In 1937 Amelia Earhart attempted to become the first woman to pilot a plane around the world. Unfortunately, Earhart’s plane disappeared over the Pacific Ocean about 1,650 miles (2,650 km) southwest of Hawaii. What happened to Earhart, her navigator Fred Noonan, and the Lockheed 10-E Electra airplane is a mystery.  An ocean researcher, however, believes he might have found Earhart’s plane lying on the ocean floor.   

Amelia Earhart’s Pursuit of Flight 

Amelia Earhart sitting in an airplane cockpit.
Amelia Earhart sitting in an airplane cockpit.

Amelia Earhart grew up in aviation’s infancy. She was fascinated by flight as a young girl. She bought her first plane on her twenty-fifth birthday. She set several aviation records, which made her a celebrity in the late 1920s and 1930s. In 1928 she became the first female passenger to fly over the Atlantic Ocean in a plane piloted by two others. In 1932 she flew a plane on her own across the Atlantic Ocean, another first for a woman.  

In 1936 Earhart planned to become the first woman to fly around the world. Purdue University even purchased her a plane for the trip. On March 17, 1937, Earhart took off from Oakland, California, and flew west, planning to follow the path of the Equator. Unfortunately, a minor wreck in Hawaii ended her trip.  

Earhart’s Final Flight 

On May 21, 1937, Earhart and her navigator Noonan attempted to fly around the world for the second time.

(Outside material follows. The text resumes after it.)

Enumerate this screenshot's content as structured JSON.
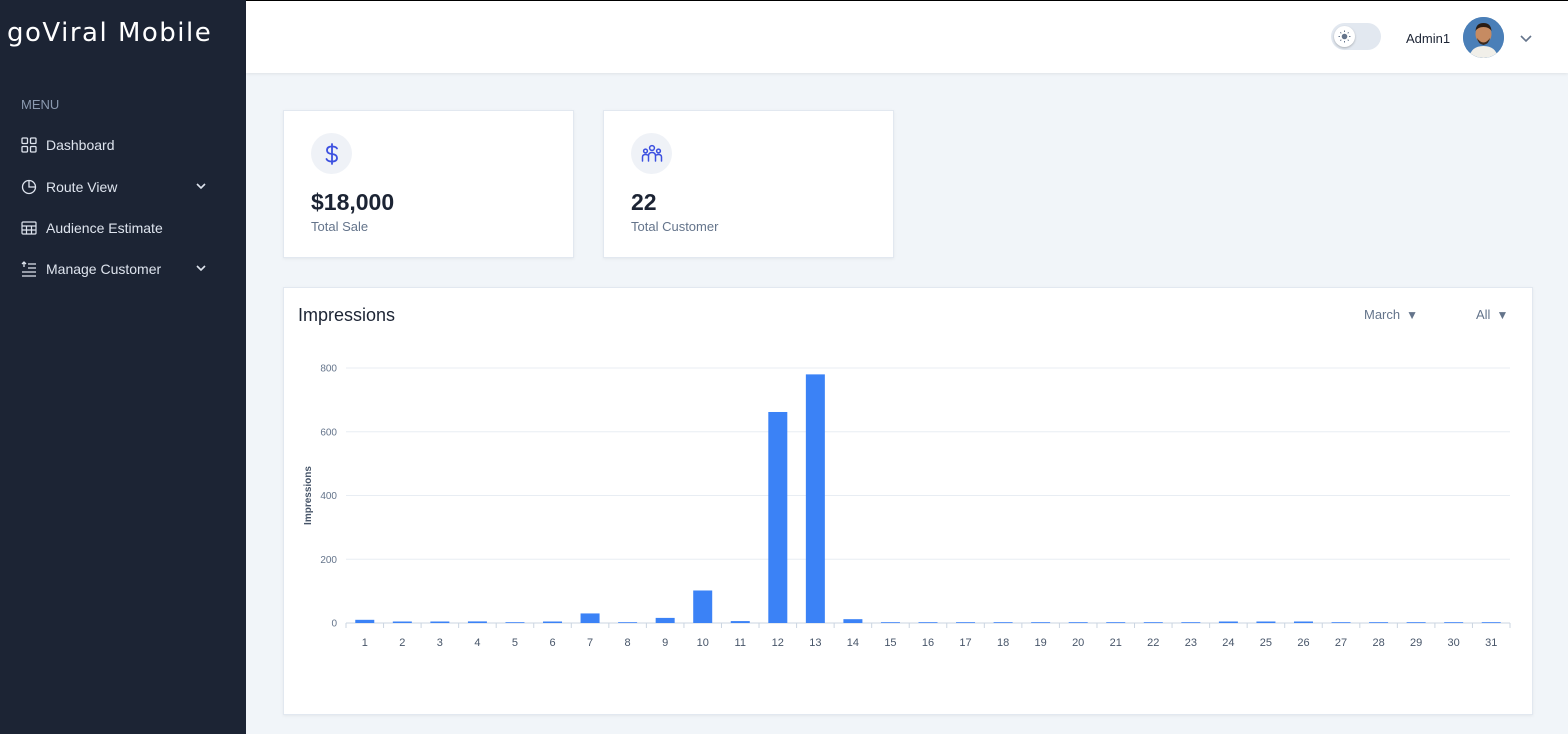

This time, Earhart and Noonan would leave Oakland, and fly east. By July, their journey was almost complete. On July 2, 1937, they took off from Papua New Guinea heading towards Howland Island, a small island in the Pacific Ocean. While flying over the Pacific Ocean, she radioed to a U.S. Coast Guard ship near Howland Island that her plane was low on fuel. An hour later, Earhart announced they were “running north and south.” That was the last message received from Earhart. President Franklin D. Roosevelt authorized a search for the missing plane, but by mid-July the search was called off. The pair was declared lost at sea. 

What Happened? 

Many theories have been suggested to explain what happened to Earhart’s plane. Some people suggest that instead of landing on Howland Island, Earhart landed on Gardner Island but died waiting to be rescued. Others believe that Japan’s military, a growing empire in the years before World War II, shot down her plane and took Earhart and Noonan as prisoners.  

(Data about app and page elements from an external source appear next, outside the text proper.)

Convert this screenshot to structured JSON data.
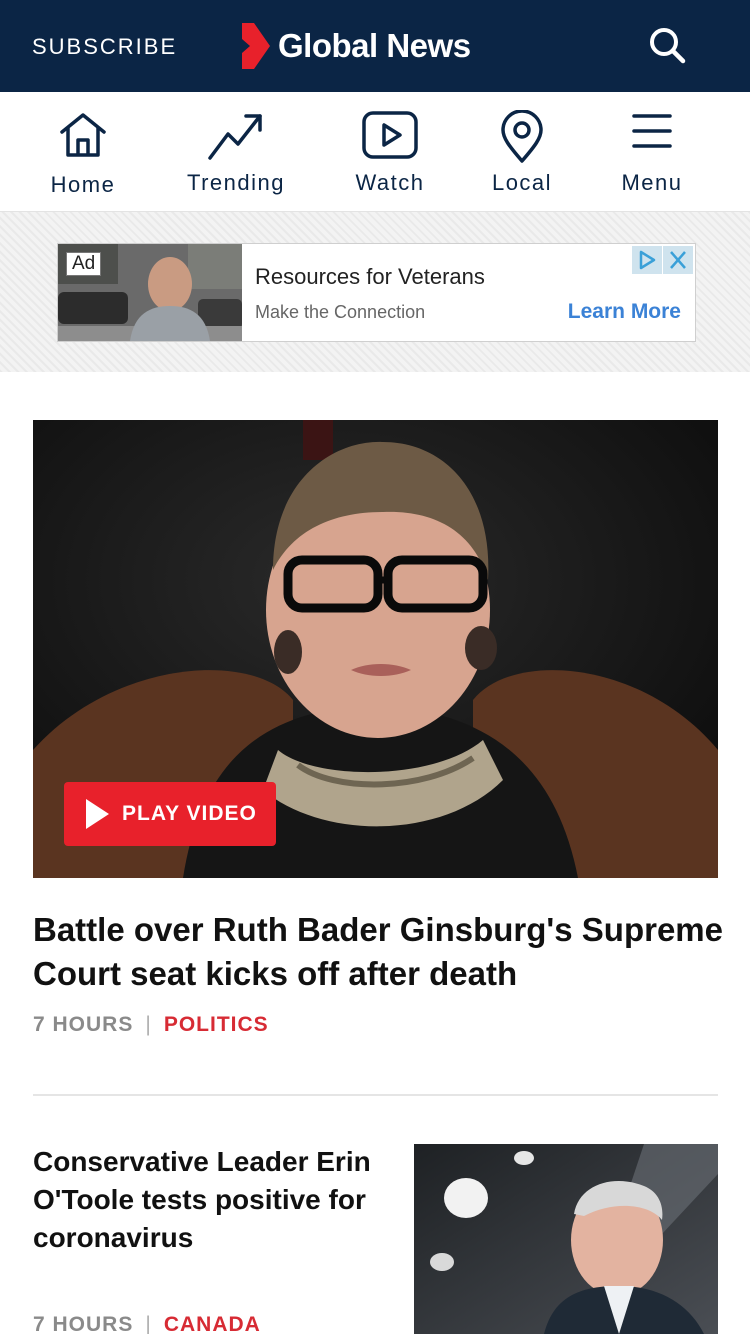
{
  "header": {
    "subscribe_label": "SUBSCRIBE",
    "logo_text": "Global News",
    "brand_red": "#e8212b",
    "brand_navy": "#0b2545",
    "search_icon": "search-icon"
  },
  "nav": {
    "items": [
      {
        "label": "Home",
        "icon": "home-icon"
      },
      {
        "label": "Trending",
        "icon": "trending-icon"
      },
      {
        "label": "Watch",
        "icon": "play-icon"
      },
      {
        "label": "Local",
        "icon": "location-pin-icon"
      },
      {
        "label": "Menu",
        "icon": "hamburger-menu-icon"
      }
    ]
  },
  "ad": {
    "tag": "Ad",
    "title": "Resources for Veterans",
    "subtitle": "Make the Connection",
    "cta": "Learn More"
  },
  "lead_story": {
    "play_label": "PLAY VIDEO",
    "headline": "Battle over Ruth Bader Ginsburg's Supreme Court seat kicks off after death",
    "time": "7 HOURS",
    "category": "POLITICS"
  },
  "second_story": {
    "headline": "Conservative Leader Erin O'Toole tests positive for coronavirus",
    "time": "7 HOURS",
    "category": "CANADA"
  }
}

Possible New Evidence Found 

The answer to this mystery may be closer to being solved. In September 2023, Tony Romeo, the founder of a deep-sea exploration company, began a 100-day search using sonar to scan the ocean floor near Howland Island.  Sonar is a technology that is used for finding underwater objects using sound. In December, as Romeo’s team reviewed their data, they saw a fuzzy yellow outline of what resembles a plane. Romeo believes that this wreckage may be Earhart’s plane on the bottom of the ocean floor, about 100 miles (160 km) from Howard Island.    

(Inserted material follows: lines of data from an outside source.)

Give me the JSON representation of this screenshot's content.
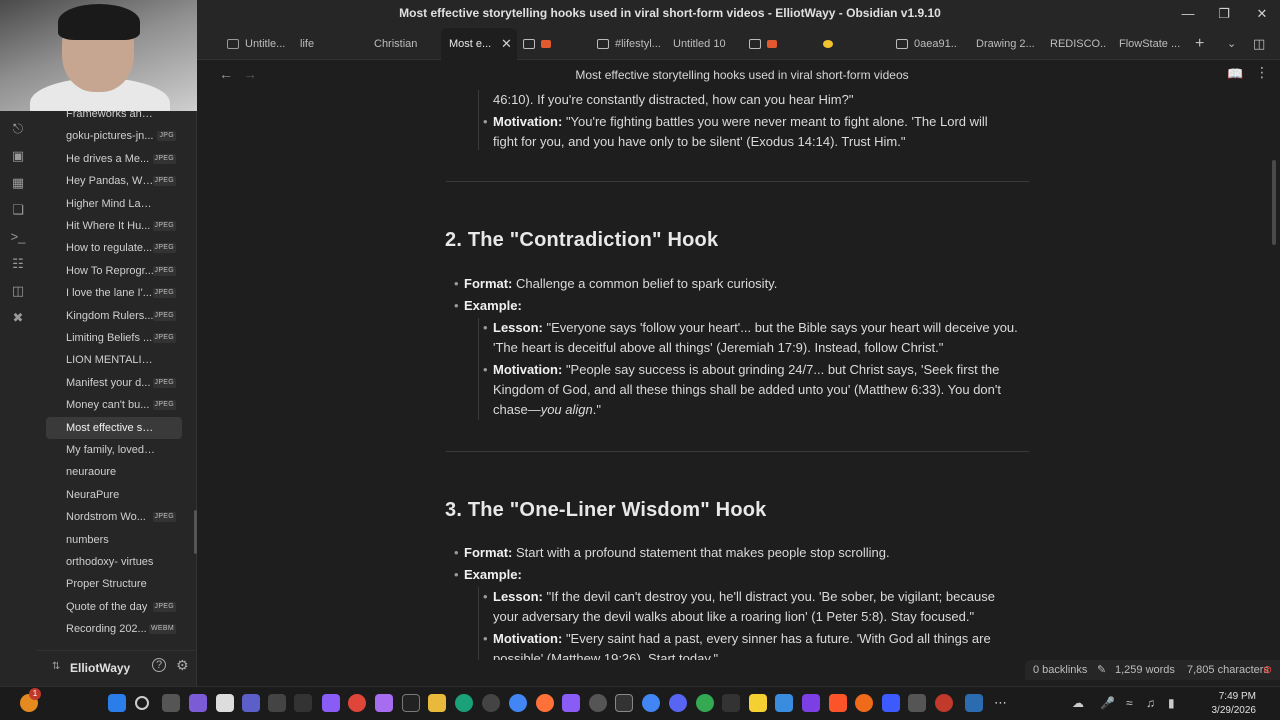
{
  "window": {
    "title": "Most effective storytelling hooks used in viral short-form videos - ElliotWayy - Obsidian v1.9.10"
  },
  "tabs": [
    {
      "label": "Untitle...",
      "icon": "document-icon"
    },
    {
      "label": "life",
      "icon": "none"
    },
    {
      "label": "Christian",
      "icon": "none"
    },
    {
      "label": "Most e...",
      "icon": "none",
      "active": true
    },
    {
      "label": "",
      "icon": "image-icon"
    },
    {
      "label": "#lifestyl...",
      "icon": "image-icon"
    },
    {
      "label": "Untitled 10",
      "icon": "none"
    },
    {
      "label": "",
      "icon": "image-icon"
    },
    {
      "label": "",
      "icon": "none"
    },
    {
      "label": "0aea91...",
      "icon": "image-icon"
    },
    {
      "label": "Drawing 2...",
      "icon": "none"
    },
    {
      "label": "REDISCO...",
      "icon": "none"
    },
    {
      "label": "FlowState ...",
      "icon": "none"
    }
  ],
  "note_title": "Most effective storytelling hooks used in viral short-form videos",
  "sidebar": {
    "files": [
      {
        "name": "Frameworks and App...",
        "badge": ""
      },
      {
        "name": "goku-pictures-jn...",
        "badge": "JPG"
      },
      {
        "name": "He drives a Me...",
        "badge": "JPEG"
      },
      {
        "name": "Hey Pandas, Wh...",
        "badge": "JPEG"
      },
      {
        "name": "Higher Mind Labs 10",
        "badge": ""
      },
      {
        "name": "Hit Where It Hu...",
        "badge": "JPEG"
      },
      {
        "name": "How to regulate...",
        "badge": "JPEG"
      },
      {
        "name": "How To Reprogr...",
        "badge": "JPEG"
      },
      {
        "name": "I love the lane I'...",
        "badge": "JPEG"
      },
      {
        "name": "Kingdom Rulers...",
        "badge": "JPEG"
      },
      {
        "name": "Limiting Beliefs ...",
        "badge": "JPEG"
      },
      {
        "name": "LION MENTALITY ME...",
        "badge": ""
      },
      {
        "name": "Manifest your d...",
        "badge": "JPEG"
      },
      {
        "name": "Money can't bu...",
        "badge": "JPEG"
      },
      {
        "name": "Most effective storyt...",
        "badge": "",
        "active": true
      },
      {
        "name": "My family, loved ones",
        "badge": ""
      },
      {
        "name": "neuraoure",
        "badge": ""
      },
      {
        "name": "NeuraPure",
        "badge": ""
      },
      {
        "name": "Nordstrom Wo...",
        "badge": "JPEG"
      },
      {
        "name": "numbers",
        "badge": ""
      },
      {
        "name": "orthodoxy- virtues",
        "badge": ""
      },
      {
        "name": "Proper Structure",
        "badge": ""
      },
      {
        "name": "Quote of the day",
        "badge": "JPEG"
      },
      {
        "name": "Recording 202...",
        "badge": "WEBM"
      }
    ],
    "vault_name": "ElliotWayy"
  },
  "content": {
    "top_cont": "46:10). If you're constantly distracted, how can you hear Him?\"",
    "top_motivation_label": "Motivation:",
    "top_motivation_text_1": " \"You're fighting battles you were never meant to fight alone. 'The Lord will",
    "top_motivation_text_2": "fight for you, and you have only to be silent' (Exodus 14:14). Trust Him.\"",
    "section2": {
      "heading": "2. The \"Contradiction\" Hook",
      "format_label": "Format:",
      "format_text": " Challenge a common belief to spark curiosity.",
      "example_label": "Example:",
      "lesson_label": "Lesson:",
      "lesson_text_1": " \"Everyone says 'follow your heart'... but the Bible says your heart will deceive you.",
      "lesson_text_2": "'The heart is deceitful above all things' (Jeremiah 17:9). Instead, follow Christ.\"",
      "motivation_label": "Motivation:",
      "motivation_text_1": " \"People say success is about grinding 24/7... but Christ says, 'Seek first the",
      "motivation_text_2": "Kingdom of God, and all these things shall be added unto you' (Matthew 6:33). You don't",
      "motivation_text_3a": "chase—",
      "motivation_text_3b": "you align",
      "motivation_text_3c": ".\""
    },
    "section3": {
      "heading": "3. The \"One-Liner Wisdom\" Hook",
      "format_label": "Format:",
      "format_text": " Start with a profound statement that makes people stop scrolling.",
      "example_label": "Example:",
      "lesson_label": "Lesson:",
      "lesson_text_1": " \"If the devil can't destroy you, he'll distract you. 'Be sober, be vigilant; because",
      "lesson_text_2": "your adversary the devil walks about like a roaring lion' (1 Peter 5:8). Stay focused.\"",
      "motivation_label": "Motivation:",
      "motivation_text_1": " \"Every saint had a past, every sinner has a future. 'With God all things are",
      "motivation_text_2": "possible' (Matthew 19:26). Start today.\""
    }
  },
  "status": {
    "backlinks": "0 backlinks",
    "words": "1,259 words",
    "characters": "7,805 characters"
  },
  "taskbar": {
    "time": "7:49 PM",
    "date": "3/29/2026",
    "notification_count": "1"
  },
  "colors": {
    "background": "#1e1e1e",
    "sidebar": "#262626",
    "accent": "#8a5cf6"
  }
}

The next step will be to send underwater cameras to the site to see if it is a plane, and if it matches the one flown by Earhart. If it is Earhart’s plane, it will likely start a debate as to what to do next. Romeo would like to raise it and display it in museum. Other researchers suggest that it may be better to examine the wreckage but leave it where it is.   

Dig Deeper Locate Howland Island on a map. It is very small and located between Australia and Hawaii. Map out a path from New Guinea to Howland Island, from Howland Island to Hawaii, and from Hawaii to California.